Following reports that Bruce Springsteen and the estate of David Bowie are negotiating multimillion-dollar catalog sales, 70-year-old Sting is now looking to cash in on his own music IP, according to sources.
Word of Bruce Springsteen’s possible catalog sale emerged towards the start of November, after anonymous sources with knowledge of the matter broached the subject. The 72-year-old New Jersey native Springsteen, these individuals said, is in talks to sell both his recorded and publishing catalogs in a deal with Sony Music, which bought Paul Simon IP earlier this year and hasn’t publicly addressed the Springsteen negotiations.

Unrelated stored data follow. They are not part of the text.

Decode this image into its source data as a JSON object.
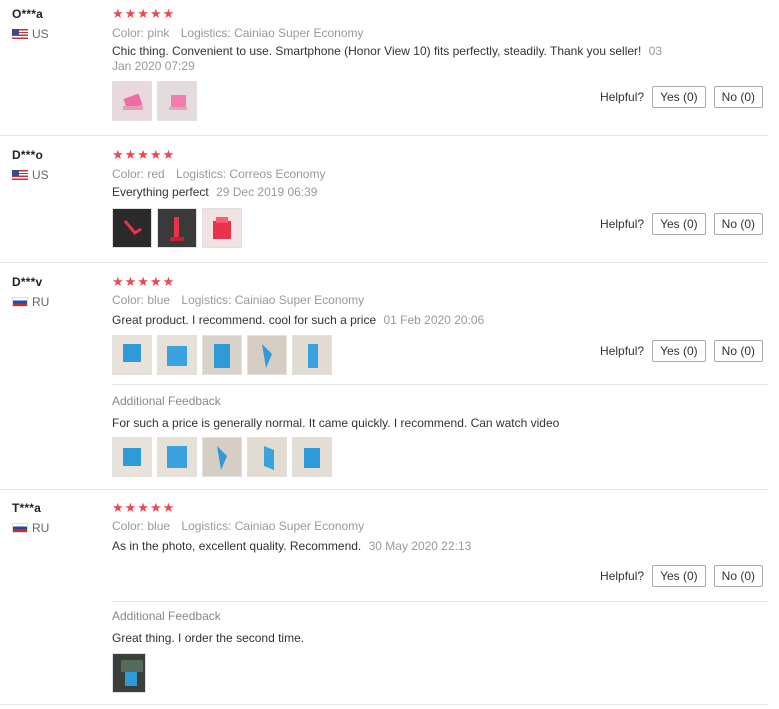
{
  "reviews": [
    {
      "user": "O***a",
      "country": "US",
      "stars": "★★★★★",
      "color_label": "Color:",
      "color_value": "pink",
      "logistics_label": "Logistics:",
      "logistics_value": "Cainiao Super Economy",
      "text": "Chic thing. Convenient to use. Smartphone (Honor View 10) fits perfectly, steadily. Thank you seller!",
      "date_line1": "03",
      "date_line2": "Jan 2020 07:29",
      "helpful_label": "Helpful?",
      "yes_label": "Yes (0)",
      "no_label": "No (0)"
    },
    {
      "user": "D***o",
      "country": "US",
      "stars": "★★★★★",
      "color_label": "Color:",
      "color_value": "red",
      "logistics_label": "Logistics:",
      "logistics_value": "Correos Economy",
      "text": "Everything perfect",
      "date": "29 Dec 2019 06:39",
      "helpful_label": "Helpful?",
      "yes_label": "Yes (0)",
      "no_label": "No (0)"
    },
    {
      "user": "D***v",
      "country": "RU",
      "stars": "★★★★★",
      "color_label": "Color:",
      "color_value": "blue",
      "logistics_label": "Logistics:",
      "logistics_value": "Cainiao Super Economy",
      "text": "Great product. I recommend. cool for such a price",
      "date": "01 Feb 2020 20:06",
      "helpful_label": "Helpful?",
      "yes_label": "Yes (0)",
      "no_label": "No (0)",
      "additional_label": "Additional Feedback",
      "additional_text": "For such a price is generally normal. It came quickly. I recommend. Can watch video"
    },
    {
      "user": "T***a",
      "country": "RU",
      "stars": "★★★★★",
      "color_label": "Color:",
      "color_value": "blue",
      "logistics_label": "Logistics:",
      "logistics_value": "Cainiao Super Economy",
      "text": "As in the photo, excellent quality. Recommend.",
      "date": "30 May 2020 22:13",
      "helpful_label": "Helpful?",
      "yes_label": "Yes (0)",
      "no_label": "No (0)",
      "additional_label": "Additional Feedback",
      "additional_text": "Great thing. I order the second time."
    }
  ],
  "colors": {
    "star": "#f0464f",
    "pink_product": "#f06aa3",
    "red_product": "#e8334a",
    "blue_product": "#2f9ad8"
  }
}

Additionally, the David Bowie estate, having inked a “landmark, career-spanning partnership” with Warner Music Group back in September, is currently shopping the “Modern Love” artist’s songwriting catalog, per anonymous sources once again. These selling parties are reportedly seeking $200 million for the body of work, and Warner Music this week rolled out over half of a billion dollars in senior notes.

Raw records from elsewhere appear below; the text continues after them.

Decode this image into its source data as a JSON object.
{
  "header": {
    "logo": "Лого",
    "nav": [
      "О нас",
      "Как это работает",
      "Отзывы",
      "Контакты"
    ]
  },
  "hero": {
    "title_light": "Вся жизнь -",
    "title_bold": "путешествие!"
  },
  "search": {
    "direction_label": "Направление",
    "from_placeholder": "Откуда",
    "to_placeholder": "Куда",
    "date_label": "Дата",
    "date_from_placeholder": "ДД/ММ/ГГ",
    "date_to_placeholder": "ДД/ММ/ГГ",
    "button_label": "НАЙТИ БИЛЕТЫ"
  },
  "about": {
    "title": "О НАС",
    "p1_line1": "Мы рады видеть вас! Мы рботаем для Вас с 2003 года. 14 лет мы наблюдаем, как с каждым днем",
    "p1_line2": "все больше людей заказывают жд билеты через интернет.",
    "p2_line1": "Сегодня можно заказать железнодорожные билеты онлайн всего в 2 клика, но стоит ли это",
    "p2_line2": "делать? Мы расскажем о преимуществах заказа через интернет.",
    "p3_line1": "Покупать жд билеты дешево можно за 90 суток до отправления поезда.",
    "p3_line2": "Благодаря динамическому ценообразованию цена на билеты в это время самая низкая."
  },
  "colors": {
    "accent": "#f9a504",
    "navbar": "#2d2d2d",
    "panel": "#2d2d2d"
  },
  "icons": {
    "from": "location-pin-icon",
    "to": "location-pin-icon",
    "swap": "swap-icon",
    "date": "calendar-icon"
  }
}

Now, as noted at the outset, Sting has reportedly added his name to the growing list of artists who are hunting for catalog-related windfalls.

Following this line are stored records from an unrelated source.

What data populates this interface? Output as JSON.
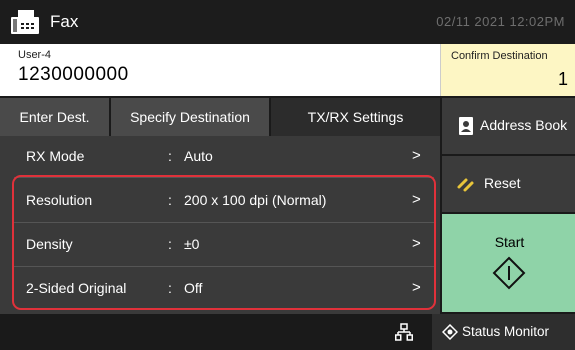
{
  "header": {
    "app_title": "Fax",
    "datetime": "02/11 2021 12:02PM",
    "icon": "fax-icon"
  },
  "destination": {
    "user": "User-4",
    "number": "1230000000"
  },
  "confirm": {
    "label": "Confirm Destination",
    "count": "1"
  },
  "tabs": [
    {
      "label": "Enter Dest.",
      "active": false
    },
    {
      "label": "Specify Destination",
      "active": false
    },
    {
      "label": "TX/RX Settings",
      "active": true
    }
  ],
  "settings": [
    {
      "label": "RX Mode",
      "colon": ":",
      "value": "Auto",
      "chevron": ">"
    },
    {
      "label": "Resolution",
      "colon": ":",
      "value": "200 x 100 dpi (Normal)",
      "chevron": ">"
    },
    {
      "label": "Density",
      "colon": ":",
      "value": "±0",
      "chevron": ">"
    },
    {
      "label": "2-Sided Original",
      "colon": ":",
      "value": "Off",
      "chevron": ">"
    }
  ],
  "side": {
    "address_book": "Address Book",
    "reset": "Reset",
    "start": "Start"
  },
  "footer": {
    "status_monitor": "Status Monitor"
  },
  "colors": {
    "highlight": "#e0313a",
    "start": "#8fd3a8",
    "confirm": "#fdf6c4"
  }
}
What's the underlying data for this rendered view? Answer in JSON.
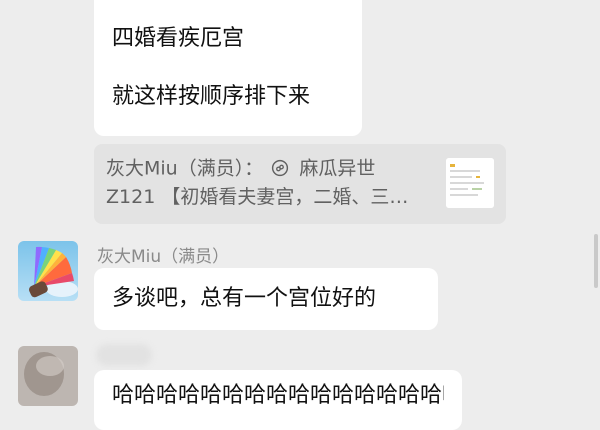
{
  "messages": {
    "top": {
      "lines": [
        "四婚看疾厄宫",
        "就这样按顺序排下来"
      ]
    },
    "quote": {
      "line1_before": "灰大Miu（满员）：",
      "line1_after": "麻瓜异世",
      "line2": "Z121 【初婚看夫妻宫，二婚、三…",
      "icon": "link-icon"
    },
    "reply": {
      "sender": "灰大Miu（满员）",
      "text": "多谈吧，总有一个宫位好的"
    },
    "bottom": {
      "text": "哈哈哈哈哈哈哈哈哈哈哈哈哈哈哈哈"
    }
  },
  "colors": {
    "background": "#ededed",
    "bubble": "#ffffff",
    "quote_bg": "#e3e3e3",
    "sender_text": "#8a8a8a"
  }
}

The former Police frontman Sting, who’s set to release his 15th studio album tomorrow, is in “advanced talks” to sell his publishing catalog to either UMPG (which nabbed Bob Dylan’s catalog despite massive competing bids) or Sony Music Publishing, according to Variety. This deal could fetch north of a quarter of a billion dollars, the same source relayed, and might also include a portion of Sting’s recorded catalog as a solo artist.
But neither Sting (who recently concluded a Las Vegas residency and will kick off another such effort in June of 2022) nor the potential purchasers have commented publicly on the matter, and it’ll be interesting to see when (and whether) an agreement comes to fruition.
Bearing in mind Sting’s catalog-sale discussions as well as those of Springsteen and Bowie’s estate, it’s worth highlighting here that late 2020 and early 2021 delivered all manner of IP transactions – with a particular emphasis on the mid-November to mid-January window. Seemingly keeping the trend going into 2021 and 2022, Reservoir today acquired an interest in the catalog of producer and songwriter Dallas Austin.
During today’s trading hours, shares in the latter music company, which posted a 45 percent YoY revenue boost in its second quarter as a publicly traded business, dipped by 3.91 percent, to $8.35 apiece. Hipgnosis shares (LON: SONG), on the other hand, turned in a small gain and finished at approximately $1.74 each, whereas Round Hill’s royalty fund (LON: RHM) stayed essentially even, at $1.08 per share.